I wrestle with the notion of a just war and wonder if violence is ever justified.  I am tempted to think that war is always wrong. I also wonder, though, if someone with the power to intervene should resort to violence when innocent civilians fall victim to the whims of chaos or despots. Shouldn't the powerful defend the weak?  Could it be wrong to defend those innocents being tortured and killed in lands like Darfur or Rwanda? Perhaps war is sometimes just, but that's complicated.

Perhaps, at times violence is justified to defend those who are weaker from those who are stronger. Perhaps. I wrestle with this issue, but I know I cannot be joyful when I hear that a man was killed.

There are of course practical reasons for reserve: on the radio today, full of talk about America's victory over bin Laden, several people spoke about the spirit of bin Laden that lives on. Said one al-Quaeda enthusiast: There is not one bin Laden. There are thousands. If you kill this one, we still live to fight this mission.

Surely this man who dodged the American manhunt for almost a decade has supporters who have hidden him so effectively for so long. It seems logical that he made a plan for his demise and the continuation of his vision in case of his death. Certainly, he had already named his successor, and the organization has continued to move forward while bin Ladin has been in hiding.
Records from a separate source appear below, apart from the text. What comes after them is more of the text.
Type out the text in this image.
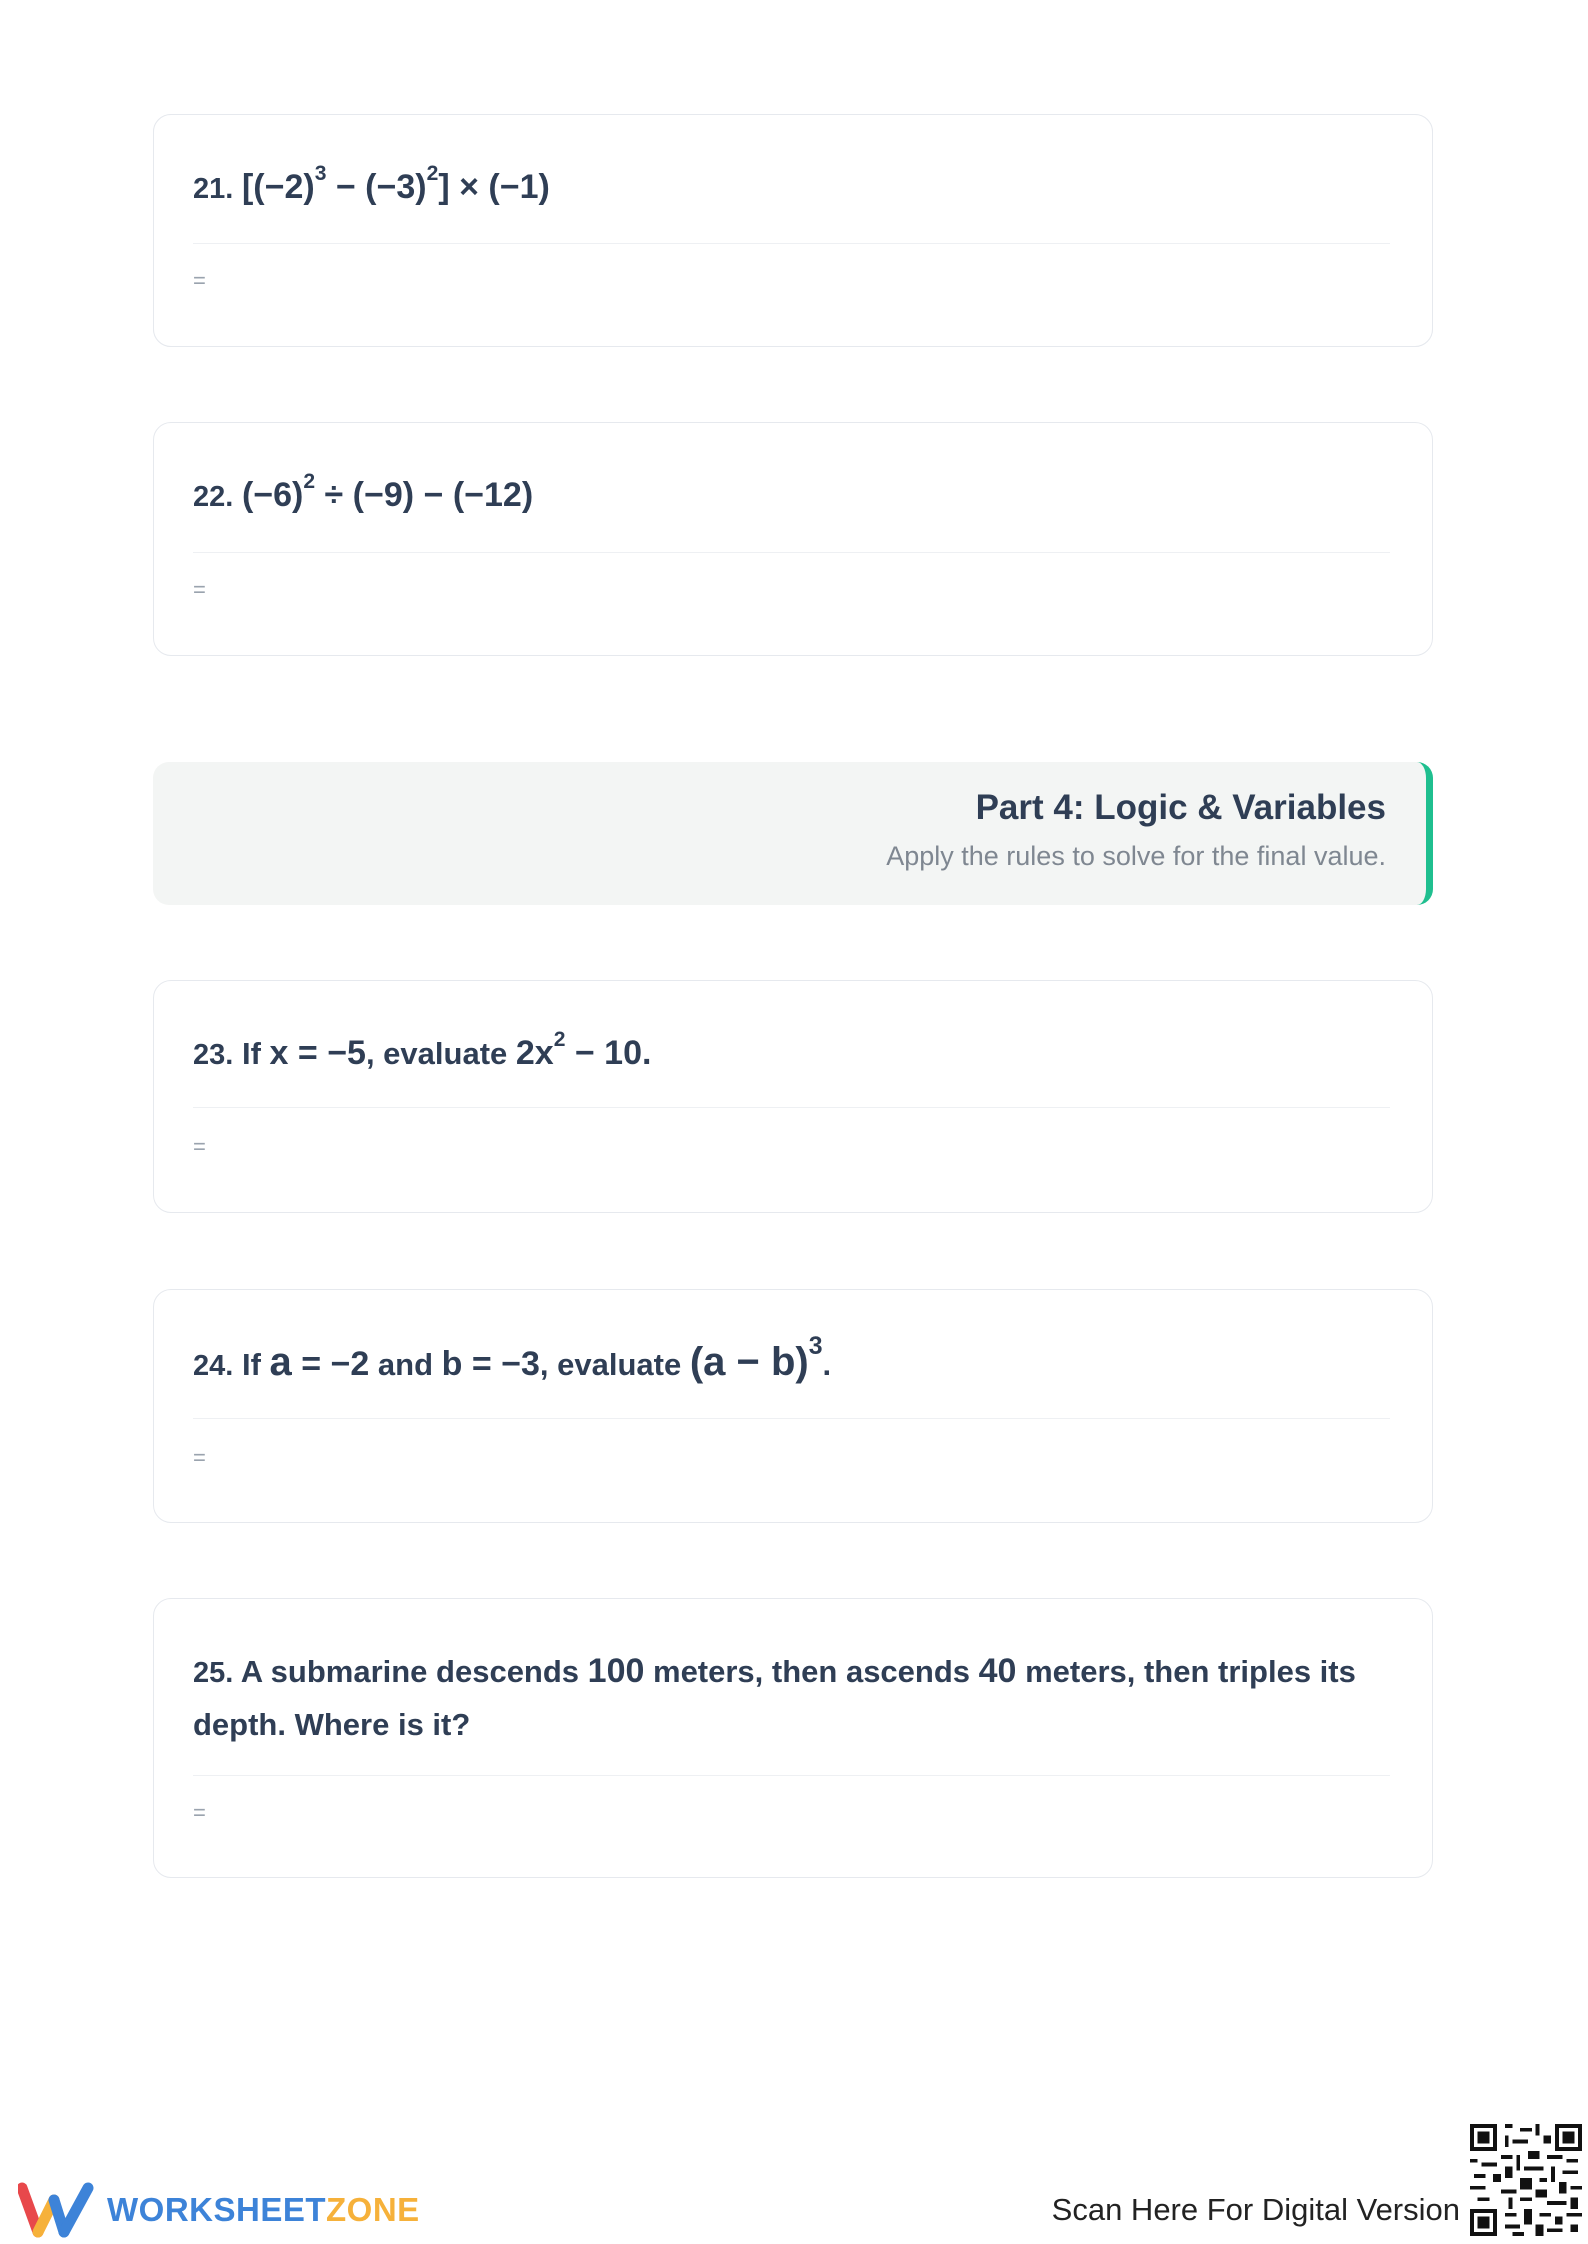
21. $[(-2)^3 - (-3)^2] \times (-1)$
=
22. $(-6)^2 \div (-9) - (-12)$
=
Part 4: Logic & Variables
Apply the rules to solve for the final value.
23. If x = −5, evaluate $2x^2 - 10$.
=
24. If a = −2 and b = −3, evaluate $(a - b)^3$.
=
25. A submarine descends 100 meters, then ascends 40 meters, then triples its depth. Where is it?
=
WORKSHEETZONE	Scan Here For Digital Version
Though bin Laden's death may be an important symbolic victory over the forces that have killed so many in the United States and elsewhere, it's hard for me to imagine that this is a practical blow to al Quaeda. I am more perplexed by the moral argument than by what seems a spurious practical argument.

The path to peace would be something to celebrate, but I don't see that we're any closer to walking this path.

In my high school English classes, I have taught teenagers terrorized still by the violence they experienced in times of war and chaos, and I would celebrate to know that children will no longer suffer, but I cannot imagine that bin Laden's death signals such hope.

I cannot celebratge simply for retribution.

I wonder if I would feel differently if members of my family had been killed on September 11, 2001. Perhaps I would. I can understand the argument that such a violent death is necessary for building a more peaceful world, even if I cannot make that argument myself.

Cheering for a violent death, though? I cannot cheer. I keep hearing, "Vengence is mine, saith the Lord," and I sigh, a bit confused, for a world where such death is cheered. If such violence is necessary (and I'm not sure what I think about that), then this reminder that brutality is on the road to peace does not make me cheer. It just makes me sad. It makes me wonder, darkly, if there is a path to peace.